Austin Travis (Steven Seagal)

Last Updated: 27th Oct 2009
Number of views for this review since 30th May 2008: 19914
This review has 9 comments. Reply to the comments
Comment 1 by 'RolandDeschain' (reply to this comment)
Nice one, I'd totally forgot this happened - and like you said, the surprise factor makes it a memorable (and justly high rated) death. smiling smiley
Comment 2 by 'Matt' (reply to this comment)
Damn. I was planning to submit this!

Two points...
- He dies 41 mins into the picture, according to my PAL DVD. (I love this death religiously)
- Ironic needs to be added. Earlier, Travis asks Grant, "who the hell else wants to do it? You?" Which is just what happens.
Comment 3 by 'old bluffer' (reply to this comment)
:
Damn. I was planning to submit this!
Sorry, it was on TV last night and I got sucked into watching it, to see if I was right about Seagal dying. Once he died I started typing up the death whilst watching the rest of the film!
The film isn't actually that bad either. It picked up on a very important pre 9/11 idea, that hijackers may not actually want to land a plane.
Also, the cast was pretty good. I spotted Liz's mother from Roswell High, the old git of a doctor from Scrubs and of course Hercule Poirot playing the main baddie smiling smiley.
I cannot believe Halle Berry held out for a $1,000,000 payout for her role though - she does virtually nothing!
:
- He dies 41 mins into the picture, according to my PAL DVD. (I love this death religiously)
Well I watched the UK version on Sky, which probably has 20 minutes of knife fighting cut winking smiley. I will update the review though.
:
- Ironic needs to be added. Earlier, Travis asks Grant, "who the hell else wants to do it? You?" Which is just what happens.
Nice try, but it's not all that ironic really I'm afraid! I have to keep going into the "Ironic" category and culling it, as reviewers are far too keen to apply it in my opinion!
Comment 4 by 'Matt' (reply to this comment)
But here Irony definetly seems to apply.

I have the DVD, so I would take grabs, but my DVD drive refuses to open anymore.

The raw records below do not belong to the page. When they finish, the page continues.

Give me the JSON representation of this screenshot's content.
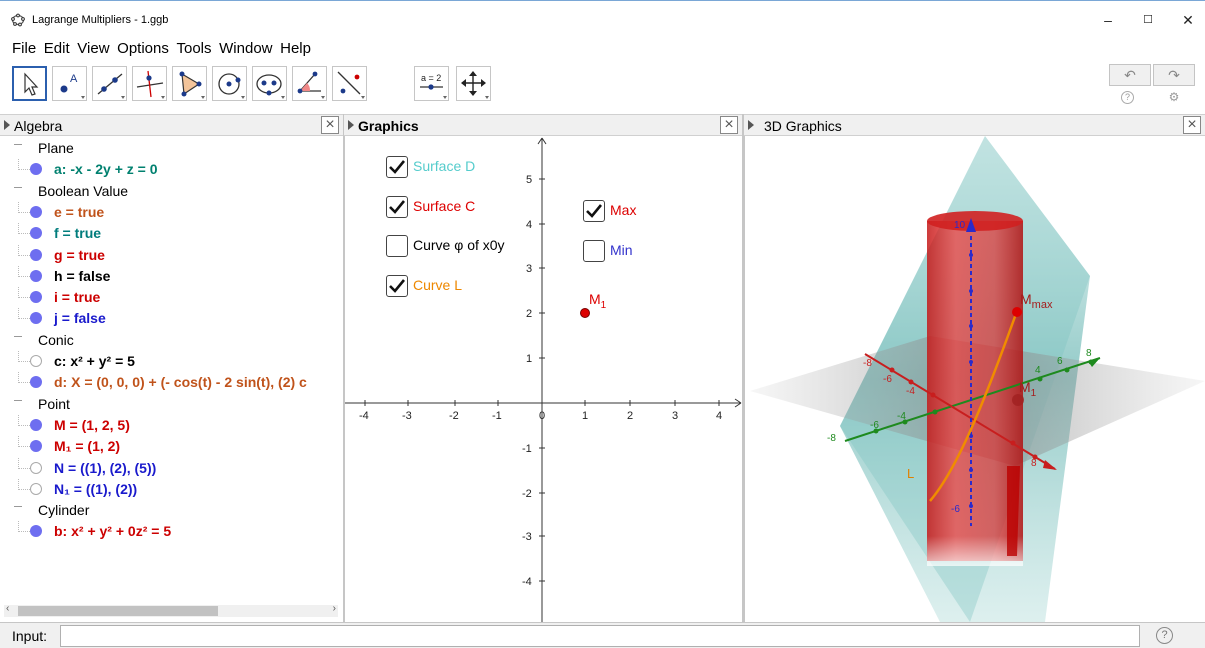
{
  "window": {
    "title": "Lagrange Multipliers - 1.ggb",
    "minimize": "–",
    "maximize": "☐",
    "close": "✕"
  },
  "menu": [
    "File",
    "Edit",
    "View",
    "Options",
    "Tools",
    "Window",
    "Help"
  ],
  "toolbar": {
    "tools": [
      "move-tool-icon",
      "point-tool-icon",
      "line-tool-icon",
      "perpendicular-line-tool-icon",
      "polygon-tool-icon",
      "circle-tool-icon",
      "conic-tool-icon",
      "angle-tool-icon",
      "reflect-tool-icon",
      "slider-tool-icon",
      "move-graphics-tool-icon"
    ],
    "slider_label": "a = 2",
    "undo": "↶",
    "redo": "↷",
    "help": "?",
    "settings": "⚙"
  },
  "panels": {
    "algebra": {
      "title": "Algebra"
    },
    "graphics": {
      "title": "Graphics"
    },
    "graphics3d": {
      "title": "3D Graphics"
    }
  },
  "algebra": {
    "rows": [
      {
        "kind": "cat",
        "text": "Plane"
      },
      {
        "kind": "item",
        "text": "a: -x - 2y + z = 0",
        "color": "#00806f",
        "visible": true
      },
      {
        "kind": "cat",
        "text": "Boolean Value"
      },
      {
        "kind": "item",
        "text": "e = true",
        "color": "#c0531b",
        "visible": true
      },
      {
        "kind": "item",
        "text": "f = true",
        "color": "#007c7c",
        "visible": true
      },
      {
        "kind": "item",
        "text": "g = true",
        "color": "#cc0000",
        "visible": true
      },
      {
        "kind": "item",
        "text": "h = false",
        "color": "#000000",
        "visible": true
      },
      {
        "kind": "item",
        "text": "i = true",
        "color": "#cc0000",
        "visible": true
      },
      {
        "kind": "item",
        "text": "j = false",
        "color": "#1a1acc",
        "visible": true
      },
      {
        "kind": "cat",
        "text": "Conic"
      },
      {
        "kind": "item",
        "text": "c: x² + y² = 5",
        "color": "#000000",
        "visible": false
      },
      {
        "kind": "item",
        "text": "d: X = (0, 0, 0) + (- cos(t) - 2 sin(t), (2) c",
        "color": "#c0531b",
        "visible": true
      },
      {
        "kind": "cat",
        "text": "Point"
      },
      {
        "kind": "item",
        "text": "M = (1, 2, 5)",
        "color": "#cc0000",
        "visible": true
      },
      {
        "kind": "item",
        "text": "M₁ = (1, 2)",
        "color": "#cc0000",
        "visible": true
      },
      {
        "kind": "item",
        "text": "N = ((1), (2), (5))",
        "color": "#1a1acc",
        "visible": false
      },
      {
        "kind": "item",
        "text": "N₁ = ((1), (2))",
        "color": "#1a1acc",
        "visible": false
      },
      {
        "kind": "cat",
        "text": "Cylinder"
      },
      {
        "kind": "item",
        "text": "b: x² + y² + 0z² = 5",
        "color": "#cc0000",
        "visible": true
      }
    ]
  },
  "graphics": {
    "checkboxes": [
      {
        "label": "Surface D",
        "checked": true,
        "color": "#55cccc"
      },
      {
        "label": "Surface C",
        "checked": true,
        "color": "#dd0000"
      },
      {
        "label": "Curve φ of x0y",
        "checked": false,
        "color": "#000000"
      },
      {
        "label": "Curve L",
        "checked": true,
        "color": "#ee8800"
      },
      {
        "label": "Max",
        "checked": true,
        "color": "#dd0000"
      },
      {
        "label": "Min",
        "checked": false,
        "color": "#3333cc"
      }
    ],
    "x_ticks": [
      "-4",
      "-3",
      "-2",
      "-1",
      "0",
      "1",
      "2",
      "3",
      "4"
    ],
    "y_ticks": [
      "5",
      "4",
      "3",
      "2",
      "1",
      "-1",
      "-2",
      "-3",
      "-4"
    ],
    "point_label": "M",
    "point_sub": "1"
  },
  "graphics3d": {
    "labels": {
      "mmax": "M",
      "mmax_sub": "max",
      "m1": "M",
      "m1_sub": "1",
      "l": "L"
    },
    "x_ticks": [
      "-8",
      "-6",
      "-4",
      "2",
      "4",
      "6",
      "8"
    ],
    "y_ticks": [
      "-8",
      "-6",
      "-4",
      "4",
      "6",
      "8"
    ],
    "z_ticks": [
      "10",
      "-2",
      "-4",
      "-6"
    ]
  },
  "input": {
    "label": "Input:",
    "placeholder": ""
  }
}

Sky's version is probably the same as the UK release (which I have). It has 7s of knife fighting cut for the '15' rating (did you know Seagal's first 8 films were cut in some way in the UK? (Under Siege 2 particularly)) and scenes where David Suchet is seen praying cut out (Warners did this themselves, rather the BBFC.)
Comment 5 by 'Matt' (reply to this comment)
Where's Pressure? His demise was a result of depressurisation.
Comment 6 by 'old bluffer' (reply to this comment)
:
Where's Pressure? His demise was a result of depressurisation.
I'm not convinced Pressure applies. I agree the depressurisation assisted him being swept outside, but that by itself shouldn't qualify. As an example, if someone used a suction cup to pull someone into the path of an oncoming bus, Pressure wouldn't apply either.
Comment 7 by 'Matt' (reply to this comment)
It is, however, a pivotal part of the scene. May not have directly caused his death, but it played a large role.
Comment 8 by 'old bluffer' (reply to this comment)
As a point of interest, what would happen to a healthy person if they were suddenly put into freefall at 30,000 feet? Would they fall far enough and fast enough in order to avoid death by asphyxiation (hypoxia)? I suspect they would, but am not sure so I did some research...

I found the following helpful page which is interesting reading: Would-you-be-conscious-if-you-fell-from-a-plane
:
The conclusion was that the hypoxia of such a descent would not necessarily totally incapacitate a person. However, in a true free fall the 100 mph + windspeed would freeze the faller very rapidly, to the point where that might cause loss of consciousness.
Comment 9 by 'Matt' (reply to this comment)
Just a slight correction needed: Travis simply says "You are!"